You know Koch from his longtime stint as host of the Channel Seven breakfast program Sunrise. Dubbed "Kochie" to liven him up a bit, David James Koch AM had a storied financial journalism career before taking his spot on that comfy sofa for a 20+ year stint.

Koch has long styled himself as a straight shooter on money issues, but his latest advice to parents isn’t pulling any punches.

He argues that millennials and Gen Z (often caricatured as entitled or “soft”) need to stand on their own two feet. Forget about soft landings or family bailouts. According to Koch, parents have done their job by raising their kids and giving them a start. Beyond that, it’s up to the next generation to build their own wealth, no matter how much tougher the economic environment has become.

From his piece:

"Nobody wants to see their children struggle. But I’m a little concerned that guilt ridden Baby Boomer parents could end up putting their retirement lifestyles at risk, by digging a little too deep."

"It’s extremely generous, but personally I don't think you owe your kids any sort of inheritance."

Thanks, David! I don't know about you but I'd be shifting a little nervously in my seat if I were one of Koch's four kids. Especially considering their Dad's ascent into the upper tax brackets over recent years. Not only did he spend 21 years on the set of Sunrise (with a few other shows on Seven here and there), but he recently sold his own financial content house - Pinstripe Media - for what can only be assumed was a tidy yet undisclosed sum before taking up a job as head numbers man/spruiker-in-chief for comparison site Compare The Market, You've seen their ads, surely. All the money they save by animating irritating meerkats spruiking insurance seems to have gone to pay for their new, big-time economic director, David Koch.

This message lands at a time when young people face a radically different set of financial headwinds than their parents did: ballooning property prices, flat wage growth, casualised work, and record student debt. For many families, the old path of study hard, get a job, buy a house is lying on the floor in pieces.

I'm fascinated he mentions boomer "guilt" in this piece as a reason that some older Australians might want to dig a little deeper for their kids. I think almost every boomer knows in their bones that they're leaving their kids and their kids' kids in a bit of a hole.

The numbers are hard to ignore. When boomers were entering adulthood in the late 1970's, wages were rising faster in real terms, home ownership was realistically achievable on a single income, and house‑price‑to‑income ratios were a fraction of what they are today. A young worker could expect strong wage indexation, a stable job market and a deposit hurdle that felt tough but possible.

Roll forward to 2025 and the story flips.

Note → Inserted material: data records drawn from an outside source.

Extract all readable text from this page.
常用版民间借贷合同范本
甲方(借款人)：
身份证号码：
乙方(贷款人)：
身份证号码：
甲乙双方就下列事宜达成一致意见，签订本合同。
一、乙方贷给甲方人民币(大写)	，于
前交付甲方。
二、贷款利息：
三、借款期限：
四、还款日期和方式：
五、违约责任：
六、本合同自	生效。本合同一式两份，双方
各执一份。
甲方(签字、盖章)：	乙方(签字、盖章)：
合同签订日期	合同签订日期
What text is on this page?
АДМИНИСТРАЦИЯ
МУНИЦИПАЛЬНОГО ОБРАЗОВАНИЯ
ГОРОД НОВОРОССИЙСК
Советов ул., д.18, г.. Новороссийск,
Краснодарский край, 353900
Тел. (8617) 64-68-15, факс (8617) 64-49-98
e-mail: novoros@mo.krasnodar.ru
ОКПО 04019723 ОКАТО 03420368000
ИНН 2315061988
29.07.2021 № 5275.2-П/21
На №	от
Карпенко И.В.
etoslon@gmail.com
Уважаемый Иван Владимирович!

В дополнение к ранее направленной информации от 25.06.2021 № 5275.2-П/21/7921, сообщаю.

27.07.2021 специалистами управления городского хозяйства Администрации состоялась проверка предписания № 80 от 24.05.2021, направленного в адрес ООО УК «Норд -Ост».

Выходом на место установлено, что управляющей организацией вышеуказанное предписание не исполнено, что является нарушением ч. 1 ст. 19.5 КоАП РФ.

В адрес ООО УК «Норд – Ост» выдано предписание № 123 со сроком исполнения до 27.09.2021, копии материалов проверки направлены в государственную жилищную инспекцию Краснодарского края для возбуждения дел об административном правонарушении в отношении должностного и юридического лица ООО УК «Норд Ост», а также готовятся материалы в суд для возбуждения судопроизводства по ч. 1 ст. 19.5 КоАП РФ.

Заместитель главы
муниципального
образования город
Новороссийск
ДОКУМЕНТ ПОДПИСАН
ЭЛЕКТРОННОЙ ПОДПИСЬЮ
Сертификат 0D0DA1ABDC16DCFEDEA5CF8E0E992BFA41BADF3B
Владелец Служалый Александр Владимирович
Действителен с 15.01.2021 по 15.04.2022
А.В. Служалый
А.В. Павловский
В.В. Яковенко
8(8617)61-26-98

Wages crawl along at about one per cent above inflation, housing sits at nine or ten times the average income in major cities, and home ownership among thirty‑somethings has fallen from the mid‑sixties percent range in the seventies to about fifty percent now. Wealth is increasingly concentrated among older Australians, while younger Australians face higher rents, higher debts, slower wage growth and a far narrower path into the wealth‑building machinery of housing.

Boomers didn’t design all these settings, but they benefited enormously from them on the way up, and for decades Australian policy has continued to reward asset‑holders over asset‑seekers. That is the quiet source of the guilt Koch gestures toward. It’s the uneasy recognition that opportunities once taken for granted have been sealed off behind them, and that the next generation is being asked to climb a ladder their parents already pulled up.

Yet, despite the data (of which he's clearly familiar with) Koch’s feelings here are pretty clear: inheritance shouldn’t be seen as a safety net or a delayed down payment on adult life. If anything, he frames it as a bonus, not a right. His stance reflects a broader debate about generational responsibility and the limits of parental support, especially as cost-of-living pressures bite harder than ever.

Honestly? I don't disagree with him on his core point. You can't take it with you as they say, but you certainly don't have to give your kids a red cent on your way out. It's just a little hard to hear someone like Kochie say the quiet part so, so loud after receiving so much from a system that he trusts still exists for his kids.